Second, this Growth Mindset 100% applies to Business and Real Estate.
It’s interesting to know that sometimes when I meet with clients, and they are NOT a personal referral that they might also be meeting with 1 or 2 other agents before choosing a Realtor. I understand that most other agents would fall into the fixed mindset analysis above and would talk to clients in such a manner.
Most real estate agents when you meet with them, come with a canned script, a powerpoint presentation, MLS comps, and data about themselves or their company. This is a fixed mindset when you are just looking at the results and the inherent ‘salesperson script’ instead of focusing on the process in getting from Point A to Point B. A growth mindset in Real Estate means getting to know the client as a friend first, on a deeper level, then explaining the process and the hard work and dedication it will take them to achieve their goal of maximizing profits. Typical real estate agents are going to tell the client what they want to hear and promote their results. They are going to praise themselves. They are going to say, “Look at me. Look at what I did,” or “I’ve got these scripts that I am going to use if the client asks Question A, but this one if they ask Question B” – In my opinion this is pathetic.
Here is a great story about scripts.
I was hosting a Brokers’ Open last week where I personally called and invited 33 agents to a particular neighborhood because either they had some transactions in that area or I knew they might potentially have buyers. So we are sitting around ‘talking shop’ as anyone in the same profession does when they get together. One of the agents said, “Ah, you know, I’m having a really rough week. I went to an appointment and it ended up that they had another family member who was in real estate.
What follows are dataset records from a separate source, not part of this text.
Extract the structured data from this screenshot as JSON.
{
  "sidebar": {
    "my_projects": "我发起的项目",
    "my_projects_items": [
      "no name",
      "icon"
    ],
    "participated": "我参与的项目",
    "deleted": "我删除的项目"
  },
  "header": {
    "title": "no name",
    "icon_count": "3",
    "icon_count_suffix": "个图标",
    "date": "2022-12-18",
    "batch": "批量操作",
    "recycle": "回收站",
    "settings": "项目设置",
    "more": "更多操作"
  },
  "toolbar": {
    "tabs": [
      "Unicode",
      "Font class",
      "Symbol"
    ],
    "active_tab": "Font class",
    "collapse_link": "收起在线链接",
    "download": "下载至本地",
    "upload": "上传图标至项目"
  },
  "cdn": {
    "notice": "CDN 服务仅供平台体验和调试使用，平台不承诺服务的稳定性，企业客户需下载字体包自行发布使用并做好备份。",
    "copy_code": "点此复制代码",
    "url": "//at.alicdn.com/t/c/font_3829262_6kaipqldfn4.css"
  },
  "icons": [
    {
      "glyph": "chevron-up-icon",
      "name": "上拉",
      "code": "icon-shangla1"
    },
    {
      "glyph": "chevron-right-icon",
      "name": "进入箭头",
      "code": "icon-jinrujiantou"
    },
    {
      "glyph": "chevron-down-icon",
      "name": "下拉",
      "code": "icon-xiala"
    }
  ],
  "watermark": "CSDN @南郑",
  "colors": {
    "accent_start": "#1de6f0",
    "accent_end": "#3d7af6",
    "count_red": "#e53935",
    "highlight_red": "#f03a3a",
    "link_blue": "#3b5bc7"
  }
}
I don’t think I’m going to get the listing.” Another broker, who does very well and who has been in the business for a while, said, “Well, what scripts do you use?” and I almost fell to the floor.
The scripts – why would somebody use scripts when you’re talking to another person? Do you not have enough respect for that person to answer their question honestly and with good thought? Can you not think of your own answer, that you have to memorize some ‘script?’ In my opinion you should be talking to the person. You should be hearing about their story, learning about them, finding out more about their situation and how you can help them to improve their life. I don’t think that can be accomplished through a script. I think that agents who use scripts have a fixed mindset in their business and in their life. It could be that they don’t know any better or that is what has been taught to them, and they can’t think for themselves.
People with growth mindsets – I consider myself to be one – think differently. They can overcome problems during a transaction, they can think of new and innovative ways to help their clients. I have applied, unknowingly until now, a growth mindset to my business the last three years by, teaching my clients that a Value-Driven Approach is far superior to the Price-Driven Approach most agents employ. As evidenced that in that time frame we have had 5 of the highest price per square foot sales in 5 different neighborhood when we settled. I have also learned how to write my newsletters how to convey my message through the written word to you. Was this easy? Heck no! This has taken years of practice and I have probably 60 books on writing that I’ve read on my bookshelf. Plus, I taught myself how to write the property stories for my sellers. We do this so that potential buyers can create an emotional attachment with the property before even setting foot in the home. I’m constantly innovating my process and my strategies for success for my sellers – and my buyers – for that matter. I believe that a growth mindset in real estate, and in life, is much better than a fixed mindset.
The next time you’re talking to your kids, or talking to a co-worker, or a business partner, are you going to use a fixed mindset and praise the results, or a growth mindset and praise the efforts? Thanks for reading. I’ll talk to you next month.